Дачи будут почти соседние. Даже не спрашивала, сошелся ли, с кем живет? Ну что ж, ну конечно, иначе не может быть, да зато, что было — мое, не возьмешь назад, не возьмешь, голубчик.
«Да, кому как, ты каково устроилась?» Отвечала что-то, шла как сквозь сон. «Дорожка, дорожка, белым ты шнурочком, тут и шла тогда его голубушкой… Эх, вы зеленые, пьяные. Мимо кустов. Эх, ты июньское счастье, эх, ты Лель мой, Лель. Только б так и вечно». Вполоборота впереди его спина… «Земля тепленькая около тебя, милый, глина бархатная». И дальше даже, пусть ничего от него, — только видеть — иногда…
Даже не так больно уже ниточки обрывались в груди. Это судьба. Будь. Нет, она не противилась, нет, не противилась. И знать мне про то не надо.
Смешались серебристые ивы. Чуть-чуть кружилось и быстро сваливалось куда-то за округлость земли.
Опускалось и поднималось зыбкое, как волны.
1908–1909
Пир земли
Поэт шел по улице. На камнях и на пролетках лоснились мокрые блики. Впереди надоедал лавочный мальчишка скотским затылком и оттопыренными ушами; в просырелом тумане пахло грязными тряпками; коричневая слизь на тротуаре размазывалась галошами. Блики лоснились в мокром. Галоши, грязь, шины, грязь на платье, лавочный мальчишка, его мясистые уши. У распивочной засаленные глянцевитые люди тупо толклись в сивушном удовольствии. В просырелом тумане пахло грязными тряпками. Мимо люди несли мозглую скользкую сырость на согнутых плечах; блики лоснились в мокром. И все одно и то же, все одно и то же, он устал — томился… Уехать, куда-нибудь, но уехать… В одной луже он увидел кусочек неба и, глядя на него, хотел что-то вспомнить и не мог. Он шел и опять возвращался; он искал: вчера здесь были площадка в светлом голландском духе и мостик; вот здесь, сейчас, стены улицы кончатся и меж темными отвесами раскроется серебряный свет. Но сегодня здесь теснились трусливо-скрытные, злые, укравшие небо дома, и переулок заползал в темноту, почти поперек стоял дом с красными затеками, точно в гноящихся ранах.
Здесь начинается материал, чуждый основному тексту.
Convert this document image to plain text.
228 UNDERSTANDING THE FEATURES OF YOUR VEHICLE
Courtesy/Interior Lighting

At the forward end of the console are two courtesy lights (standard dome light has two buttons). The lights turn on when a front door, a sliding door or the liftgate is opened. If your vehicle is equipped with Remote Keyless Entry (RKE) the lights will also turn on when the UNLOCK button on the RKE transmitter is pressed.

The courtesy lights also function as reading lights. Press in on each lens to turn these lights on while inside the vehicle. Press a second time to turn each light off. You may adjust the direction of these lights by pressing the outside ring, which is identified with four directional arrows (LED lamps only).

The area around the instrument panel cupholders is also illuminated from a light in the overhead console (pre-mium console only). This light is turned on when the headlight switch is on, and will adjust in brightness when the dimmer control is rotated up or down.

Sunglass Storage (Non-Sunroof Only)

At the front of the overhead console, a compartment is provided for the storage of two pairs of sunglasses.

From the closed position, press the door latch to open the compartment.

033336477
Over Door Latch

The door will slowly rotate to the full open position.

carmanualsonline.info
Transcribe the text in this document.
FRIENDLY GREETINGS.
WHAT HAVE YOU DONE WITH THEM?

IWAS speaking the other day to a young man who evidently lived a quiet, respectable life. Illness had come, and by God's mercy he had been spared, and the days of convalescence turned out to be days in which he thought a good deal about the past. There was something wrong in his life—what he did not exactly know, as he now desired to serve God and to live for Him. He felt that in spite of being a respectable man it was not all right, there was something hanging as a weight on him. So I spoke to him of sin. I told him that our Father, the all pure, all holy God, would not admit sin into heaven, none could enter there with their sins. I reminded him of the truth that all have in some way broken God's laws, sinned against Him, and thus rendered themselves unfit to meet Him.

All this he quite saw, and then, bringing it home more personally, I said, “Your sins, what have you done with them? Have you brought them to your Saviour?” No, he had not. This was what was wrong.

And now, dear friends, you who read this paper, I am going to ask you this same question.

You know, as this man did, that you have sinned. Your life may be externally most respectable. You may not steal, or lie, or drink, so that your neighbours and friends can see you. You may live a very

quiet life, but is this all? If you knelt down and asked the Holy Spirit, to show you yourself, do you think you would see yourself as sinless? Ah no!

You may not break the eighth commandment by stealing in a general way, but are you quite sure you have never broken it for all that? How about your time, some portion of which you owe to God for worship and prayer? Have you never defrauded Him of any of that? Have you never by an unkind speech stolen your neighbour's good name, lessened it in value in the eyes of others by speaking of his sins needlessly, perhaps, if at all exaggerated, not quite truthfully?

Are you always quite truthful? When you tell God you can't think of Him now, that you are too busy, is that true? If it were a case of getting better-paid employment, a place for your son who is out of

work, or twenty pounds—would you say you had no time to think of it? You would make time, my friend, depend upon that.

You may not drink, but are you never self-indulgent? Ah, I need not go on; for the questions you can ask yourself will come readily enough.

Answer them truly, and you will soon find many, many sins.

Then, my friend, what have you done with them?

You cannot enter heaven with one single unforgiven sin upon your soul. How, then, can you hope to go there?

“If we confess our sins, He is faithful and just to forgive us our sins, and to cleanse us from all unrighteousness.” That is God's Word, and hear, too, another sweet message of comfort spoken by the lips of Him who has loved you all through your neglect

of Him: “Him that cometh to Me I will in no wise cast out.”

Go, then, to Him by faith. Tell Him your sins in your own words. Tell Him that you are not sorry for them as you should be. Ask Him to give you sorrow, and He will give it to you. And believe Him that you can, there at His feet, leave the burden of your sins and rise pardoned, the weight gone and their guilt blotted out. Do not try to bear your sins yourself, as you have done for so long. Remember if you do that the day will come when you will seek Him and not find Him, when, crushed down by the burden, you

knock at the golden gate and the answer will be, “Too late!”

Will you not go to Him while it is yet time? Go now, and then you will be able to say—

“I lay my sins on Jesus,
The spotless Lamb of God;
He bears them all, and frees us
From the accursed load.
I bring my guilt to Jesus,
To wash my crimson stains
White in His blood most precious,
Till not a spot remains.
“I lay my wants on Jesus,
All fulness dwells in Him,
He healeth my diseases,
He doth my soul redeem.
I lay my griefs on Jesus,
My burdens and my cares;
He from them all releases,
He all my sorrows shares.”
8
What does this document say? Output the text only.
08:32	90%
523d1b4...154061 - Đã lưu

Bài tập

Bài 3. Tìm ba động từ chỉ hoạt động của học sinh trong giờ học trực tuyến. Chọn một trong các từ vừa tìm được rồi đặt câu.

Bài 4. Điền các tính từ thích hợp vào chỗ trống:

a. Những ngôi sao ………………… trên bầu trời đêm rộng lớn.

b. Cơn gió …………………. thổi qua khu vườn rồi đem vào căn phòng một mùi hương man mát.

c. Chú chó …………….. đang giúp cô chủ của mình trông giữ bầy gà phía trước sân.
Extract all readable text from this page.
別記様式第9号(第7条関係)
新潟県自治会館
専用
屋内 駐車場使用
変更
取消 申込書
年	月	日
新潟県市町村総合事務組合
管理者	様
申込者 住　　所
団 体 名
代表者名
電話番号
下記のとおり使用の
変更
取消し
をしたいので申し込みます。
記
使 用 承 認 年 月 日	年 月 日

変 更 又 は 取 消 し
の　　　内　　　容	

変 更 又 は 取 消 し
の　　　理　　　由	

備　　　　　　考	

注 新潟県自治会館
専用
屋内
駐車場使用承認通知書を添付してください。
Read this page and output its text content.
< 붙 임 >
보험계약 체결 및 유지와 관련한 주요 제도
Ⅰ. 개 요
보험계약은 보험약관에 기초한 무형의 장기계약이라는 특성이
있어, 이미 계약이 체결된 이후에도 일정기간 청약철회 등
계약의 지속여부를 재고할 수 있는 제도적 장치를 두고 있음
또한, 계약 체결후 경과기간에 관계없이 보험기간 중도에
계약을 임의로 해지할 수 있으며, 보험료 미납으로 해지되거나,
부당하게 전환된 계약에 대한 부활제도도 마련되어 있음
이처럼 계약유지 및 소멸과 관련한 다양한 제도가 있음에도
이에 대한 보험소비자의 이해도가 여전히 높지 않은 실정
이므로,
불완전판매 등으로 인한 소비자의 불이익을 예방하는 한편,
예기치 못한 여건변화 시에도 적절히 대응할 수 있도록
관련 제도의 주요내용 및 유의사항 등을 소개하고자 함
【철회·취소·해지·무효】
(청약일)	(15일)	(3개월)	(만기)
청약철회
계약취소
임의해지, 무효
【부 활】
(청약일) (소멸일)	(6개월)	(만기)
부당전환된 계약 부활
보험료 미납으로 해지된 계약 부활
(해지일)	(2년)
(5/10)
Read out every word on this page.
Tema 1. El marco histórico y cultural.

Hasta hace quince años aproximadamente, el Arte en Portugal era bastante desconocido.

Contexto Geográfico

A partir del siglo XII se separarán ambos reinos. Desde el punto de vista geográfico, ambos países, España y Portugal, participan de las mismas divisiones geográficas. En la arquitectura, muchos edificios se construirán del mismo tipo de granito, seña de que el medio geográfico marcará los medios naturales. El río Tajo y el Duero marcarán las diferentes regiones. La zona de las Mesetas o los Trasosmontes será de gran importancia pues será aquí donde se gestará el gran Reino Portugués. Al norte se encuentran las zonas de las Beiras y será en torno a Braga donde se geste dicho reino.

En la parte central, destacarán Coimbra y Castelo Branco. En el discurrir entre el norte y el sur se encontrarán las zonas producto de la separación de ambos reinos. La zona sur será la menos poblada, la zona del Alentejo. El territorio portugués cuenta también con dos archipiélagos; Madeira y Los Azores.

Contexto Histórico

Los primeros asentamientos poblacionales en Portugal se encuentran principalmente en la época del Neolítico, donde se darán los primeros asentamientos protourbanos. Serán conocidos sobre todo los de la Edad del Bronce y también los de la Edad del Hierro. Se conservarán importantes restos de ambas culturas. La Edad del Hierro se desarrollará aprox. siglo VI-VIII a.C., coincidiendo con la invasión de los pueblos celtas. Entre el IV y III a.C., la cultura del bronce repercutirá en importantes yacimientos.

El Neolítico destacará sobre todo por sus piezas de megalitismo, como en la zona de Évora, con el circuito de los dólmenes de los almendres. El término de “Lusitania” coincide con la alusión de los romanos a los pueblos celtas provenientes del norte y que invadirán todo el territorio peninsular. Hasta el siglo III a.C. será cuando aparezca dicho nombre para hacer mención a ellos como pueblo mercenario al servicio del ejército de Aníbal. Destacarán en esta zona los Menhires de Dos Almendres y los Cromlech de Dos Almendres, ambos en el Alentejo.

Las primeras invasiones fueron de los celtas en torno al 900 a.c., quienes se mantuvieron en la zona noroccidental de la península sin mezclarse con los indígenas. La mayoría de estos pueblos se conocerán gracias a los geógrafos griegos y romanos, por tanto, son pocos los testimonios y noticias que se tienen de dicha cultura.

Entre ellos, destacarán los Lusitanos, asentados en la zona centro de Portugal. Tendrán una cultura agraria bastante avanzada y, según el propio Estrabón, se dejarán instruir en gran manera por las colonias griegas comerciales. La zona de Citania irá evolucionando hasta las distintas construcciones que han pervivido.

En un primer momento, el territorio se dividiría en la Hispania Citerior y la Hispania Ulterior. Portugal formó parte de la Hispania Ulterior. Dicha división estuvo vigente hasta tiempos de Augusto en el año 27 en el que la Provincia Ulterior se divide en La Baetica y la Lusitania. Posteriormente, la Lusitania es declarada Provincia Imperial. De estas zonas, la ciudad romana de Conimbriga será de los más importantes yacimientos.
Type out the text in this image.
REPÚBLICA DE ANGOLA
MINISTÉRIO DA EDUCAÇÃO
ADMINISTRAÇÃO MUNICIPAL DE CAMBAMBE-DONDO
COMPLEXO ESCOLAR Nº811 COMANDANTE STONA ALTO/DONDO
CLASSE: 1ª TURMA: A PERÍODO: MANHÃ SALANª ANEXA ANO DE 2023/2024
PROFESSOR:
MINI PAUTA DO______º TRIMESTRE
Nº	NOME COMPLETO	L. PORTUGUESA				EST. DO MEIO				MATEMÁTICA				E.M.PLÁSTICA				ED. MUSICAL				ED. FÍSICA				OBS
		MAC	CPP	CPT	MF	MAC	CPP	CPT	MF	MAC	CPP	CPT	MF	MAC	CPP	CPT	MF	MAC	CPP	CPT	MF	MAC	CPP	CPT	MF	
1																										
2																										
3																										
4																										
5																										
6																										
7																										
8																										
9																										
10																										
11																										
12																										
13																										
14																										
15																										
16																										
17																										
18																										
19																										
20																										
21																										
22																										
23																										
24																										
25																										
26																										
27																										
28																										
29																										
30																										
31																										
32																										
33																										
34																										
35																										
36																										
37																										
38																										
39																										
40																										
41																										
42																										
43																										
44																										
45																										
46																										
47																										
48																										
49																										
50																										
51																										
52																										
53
Вернулся опять, теснились красные трактирные вывески. Нет, вчера этой грязной темноты здесь не было. Он возвращался в свою прокислую квартиру, проискав напрасно, хотя знал, что именно здесь, вчера, были площадка и открытый свет. От этого сознания ему становилось как-то странно, и снова он вспомнил лужу с кусочком неба. Что если бы правда, уехать?